Les rires de la première séance se sont transformés en une attitude combative et un silence pour écouter et apporter des visions critiques. Marco Madrigal (18 ans) parle d'un autre où il voit une femme obèse, nue, tenant un pistolet. « C'est de la fatphobie et de l'exaltation des armes, cela associe la graisse à la terreur, la graisse au mal, et ils la déshabillent pour la ridiculiser. » Dans un autre, les personnages de Snoopy ferment la porte au seul enfant noir, Franklin. «Ils abordent des sujets aussi difficiles que de séparer ceux qui sont différents, cela met dans la tête des enfants des idées d'adultes dont ils ne devraient pas savoir qu'elles existent», explique un étudiant.

Le rapport de l'UNESCO , 2023, indique qu'en moyenne dans les pays de l'OCDE, 12 % des filles de 15 ans déclarent avoir subi du cyberharcèlement, contre 8 % des garçons.

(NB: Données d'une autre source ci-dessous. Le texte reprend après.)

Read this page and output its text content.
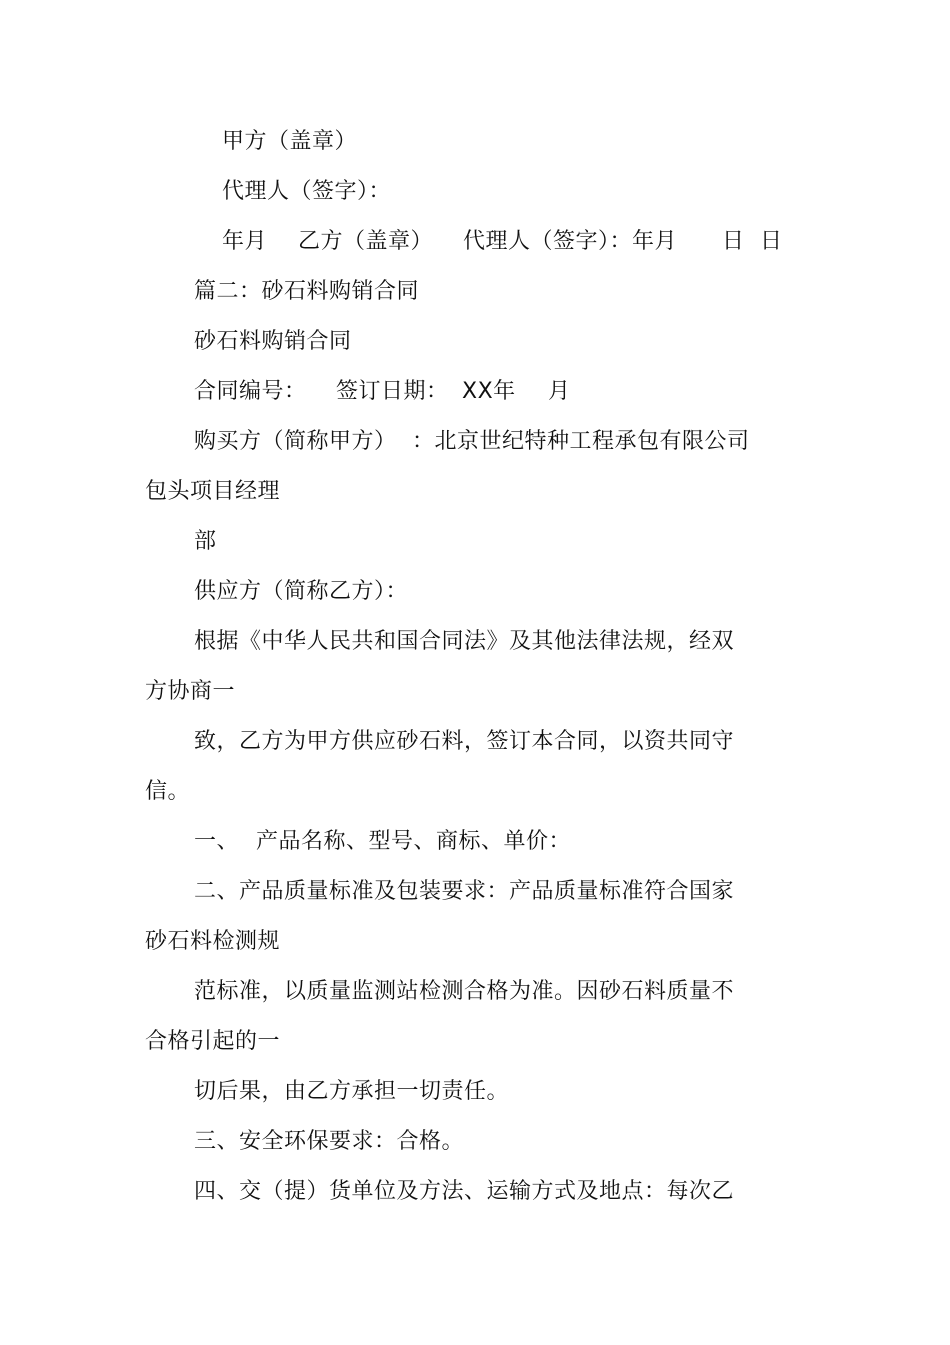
甲方（盖章）
代理人（签字）：
年月 乙方（盖章） 代理人（签字）：年月 日 日
篇二：砂石料购销合同
砂石料购销合同
合同编号： 签订日期： XX年 月
购买方（简称甲方） ：北京世纪特种工程承包有限公司
包头项目经理
部
供应方（简称乙方）：
根据《中华人民共和国合同法》及其他法律法规，经双
方协商一
致，乙方为甲方供应砂石料，签订本合同，以资共同守
信。
一、 产品名称、型号、商标、单价：
二、产品质量标准及包装要求：产品质量标准符合国家
砂石料检测规
范标准，以质量监测站检测合格为准。因砂石料质量不
合格引起的一
切后果，由乙方承担一切责任。
三、安全环保要求：合格。
四、交（提）货单位及方法、运输方式及地点：每次乙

Cette situation est exacerbée par l’augmentation du contenu sexuel basé sur des images, généré par l’intelligence artificielle et des images sexuelles auto-générées circulant en ligne et dans les salles de classe. Les étudiantes de plusieurs pays ont déclaré avoir été exposées à des images ou des vidéos qu’elles ne voulaient pas voir.

Sophia et Eva, les deux filles qui ont parlé au début de cet article, indiquent clairement que lorsqu'elles ont consommé ces contenus extrêmement violents à l'âge de 14 ans, elles n'avaient pas les « connaissances » nécessaires pour quitter ce groupe WhatsApp. « Nous n'aimions pas voir des décapitations, mais nous n'en étions pas conscients… nous nous en fichions, pour ainsi dire. Si je pouvais y retourner, je serais partie, mais tu es petit et tu ne comprends pas ce que ça te donne… J'aurais aimé ne pas voir certaines choses », dit Eva.